Weather (symbol and motif)
O'Hara devotes a considerable portion of the poem to a description of the weather. A common symbol and motif throughout literature, the weather corresponds to a work's tone, mood, and atmosphere. In this case, the speaker's oscillation between rain, snow, and hail parallels Turner's collapse, while his insistence upon the fact that "it was really snowing and raining" over the unnamed you's claim that it was hailing speaks to the second-hand news he reads on the tabloid cover. The speaker's emphatic description also contributes to the poem's campiness and sensationalism.
Hollywood and California (symbols)
Hollywood and California symbolize the drama, mystique, and glamour of the West Coast. The speaker lives in world where it rains and snows and hails, while a person in California lives in eternal sunshine. We know that these images aren't true, but tabloids feed upon this image for sensational news and sales. In this poem, Hollywood and California are both places and ideas: we understand them literally, while we also have a specific image in our minds of what they mean, and the elements of popular culture to which they correspond.
The newspaper headline (symbol)
Tabloids and headlines reoccur throughout O'Hara's work.

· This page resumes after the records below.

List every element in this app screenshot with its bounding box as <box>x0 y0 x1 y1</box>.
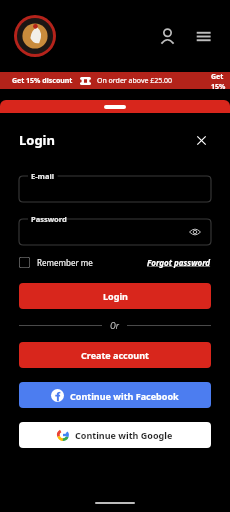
button[interactable]: Close <box>191 130 211 150</box>
staticText: Remember me <box>37 257 93 268</box>
button[interactable]: Password <box>19 214 211 245</box>
staticText: On order above £25.00 <box>97 76 173 86</box>
button[interactable]: Get 15% discount <box>0 72 230 89</box>
staticText: Login <box>19 131 55 149</box>
button[interactable] <box>0 100 230 113</box>
button[interactable]: Forgot password <box>147 257 211 268</box>
staticText: Login <box>103 290 128 302</box>
staticText: Password <box>31 214 67 224</box>
staticText: Get 15% discount <box>211 72 230 89</box>
staticText: Continue with Google <box>75 429 173 441</box>
staticText: Continue with Facebook <box>70 390 179 402</box>
button[interactable]: Continue with Facebook <box>19 382 211 408</box>
staticText: Get 15% discount <box>12 76 73 86</box>
staticText: Create account <box>81 349 149 361</box>
button[interactable]: Login <box>19 283 211 309</box>
button[interactable]: Remember me <box>19 257 93 268</box>
button[interactable]: Continue with Google <box>19 422 211 448</box>
staticText: Forgot password <box>147 257 211 268</box>
button[interactable]: Show password <box>187 224 203 240</box>
button[interactable]: Account <box>154 23 180 49</box>
button[interactable]: Create account <box>19 342 211 368</box>
button[interactable]: E-mail <box>19 171 211 202</box>
button[interactable]: Menu <box>190 23 216 49</box>
staticText: E-mail <box>31 171 54 181</box>
button[interactable]: Peri-Peri Spice Chef home <box>14 15 56 57</box>
staticText: Or <box>110 320 119 331</box>
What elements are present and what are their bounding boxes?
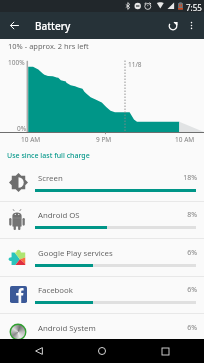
staticText: 8% [172,210,197,220]
staticText: Google Play services [38,248,113,259]
staticText: Screen [38,173,63,184]
staticText: Facebook [38,285,73,296]
button[interactable]: Refresh [164,12,181,39]
button[interactable]: Recents [141,339,189,363]
staticText: 18% [172,173,197,183]
staticText: 7:55 [186,2,202,13]
button[interactable]: Android OS [0,201,204,239]
staticText: 0% [17,124,27,133]
staticText: 10 AM [175,135,195,144]
button[interactable]: More options [181,12,202,39]
staticText: 10% - approx. 2 hrs left [8,41,89,51]
button[interactable]: Back [15,339,63,363]
staticText: 11/8 [128,60,142,69]
button[interactable]: Navigate up [0,12,28,39]
staticText: Use since last full charge [7,151,90,161]
staticText: 10 AM [21,135,41,144]
staticText: 100% [8,58,25,67]
button[interactable]: Home [78,339,126,363]
staticText: Android OS [38,210,80,221]
staticText: 9 PM [96,135,112,144]
staticText: 6% [172,323,197,333]
staticText: 6% [172,248,197,258]
button[interactable]: Android System [0,314,204,352]
button[interactable]: Facebook [0,276,204,314]
button[interactable]: Google Play services [0,239,204,277]
staticText: 6% [172,285,197,295]
staticText: Android System [38,323,96,334]
staticText: Battery [35,19,71,33]
button[interactable]: Screen [0,164,204,202]
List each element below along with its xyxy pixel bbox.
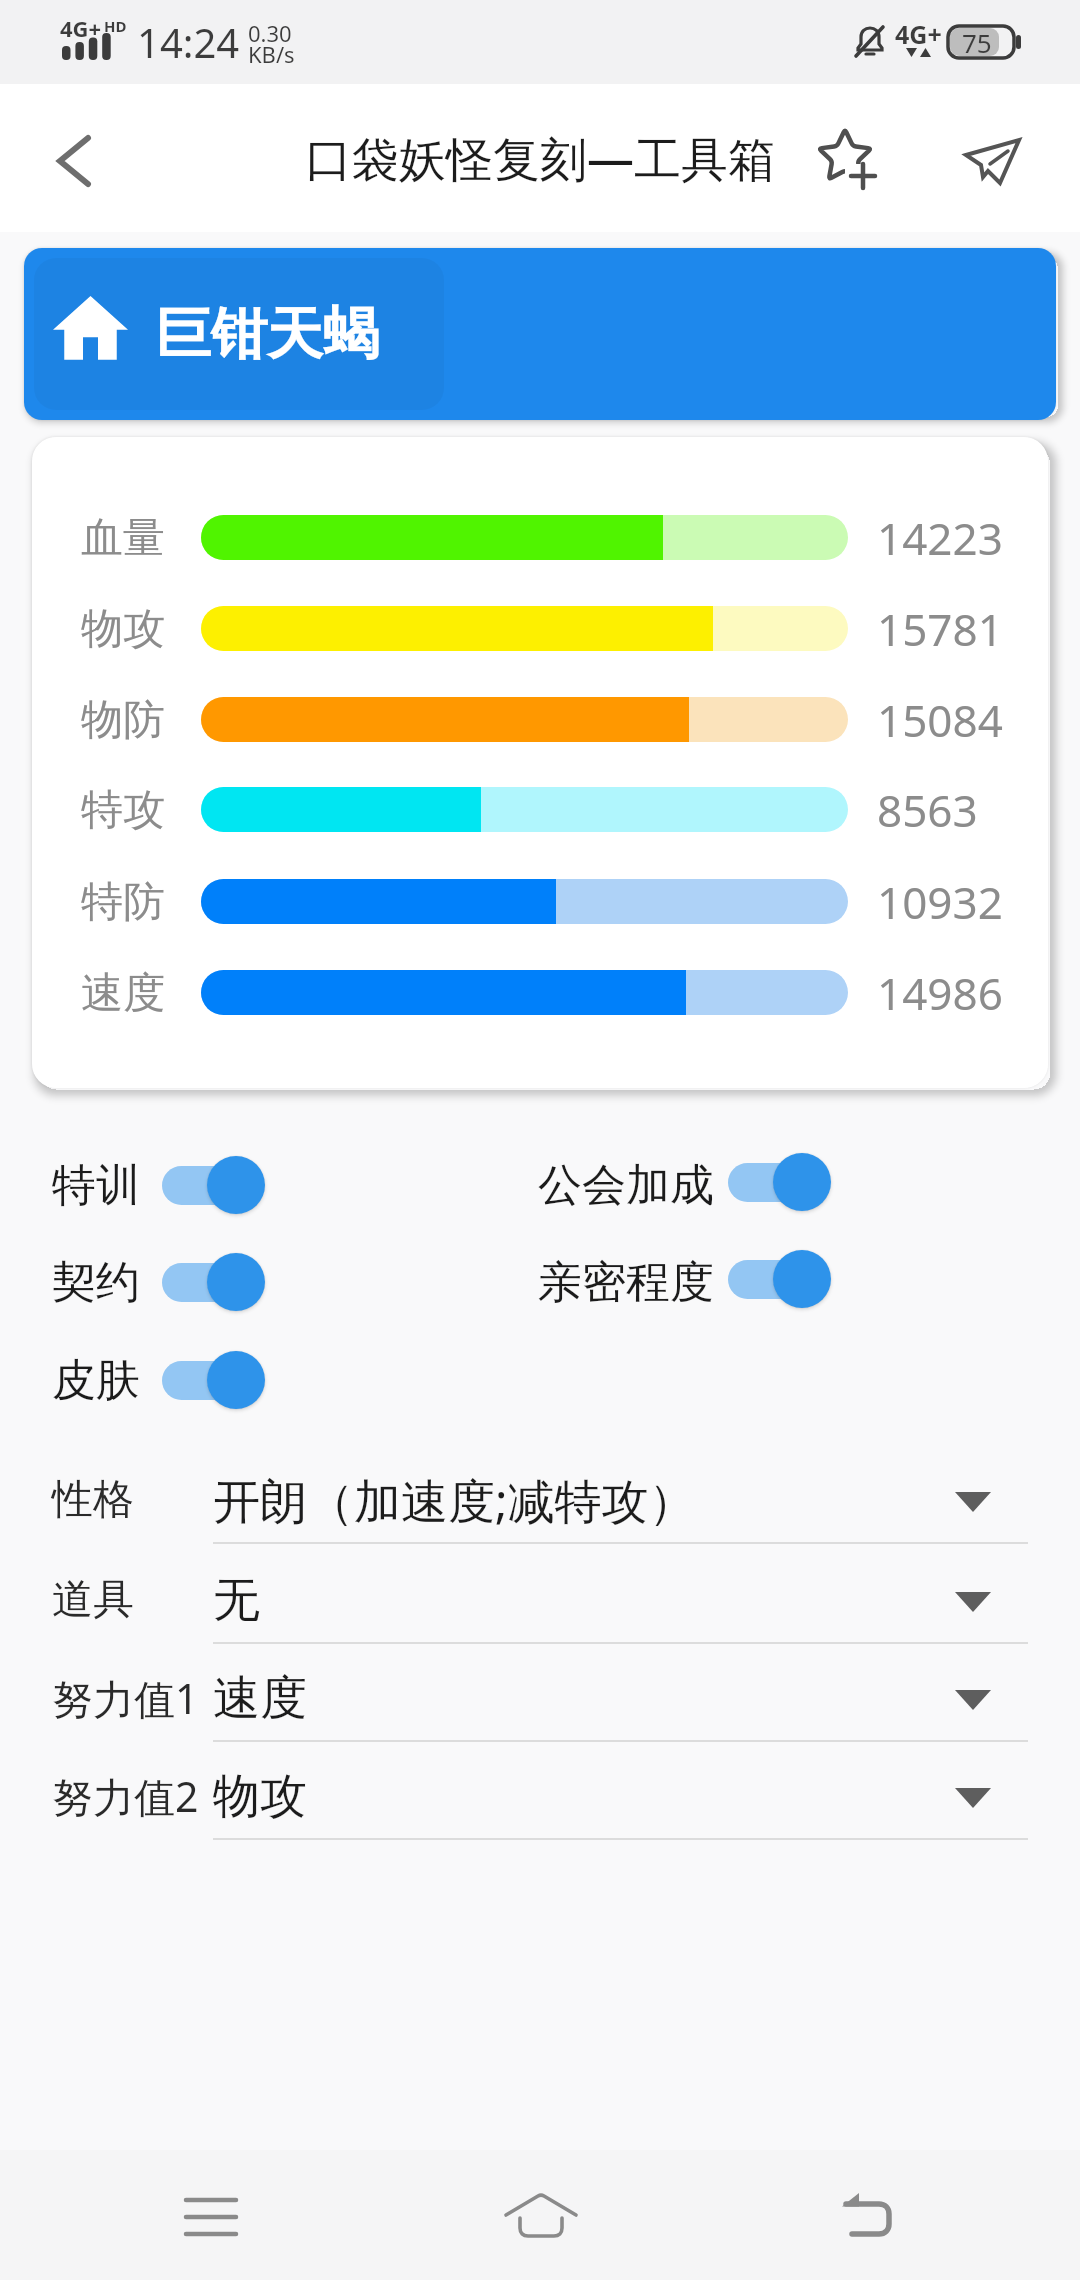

In this case, the speaker repeats a headline in the first line, then later describes the precise moment when he glimpsed the headline. The repetition speaks to the abundance of tabloid news and celebrity gossip ever-present in New York City. The headline symbolizes sensation, popular culture, and the consumption of popular news. The headline is an authority that few take would seriously, but it is a source of news that many would nonetheless enjoy and consume for its entertainment value.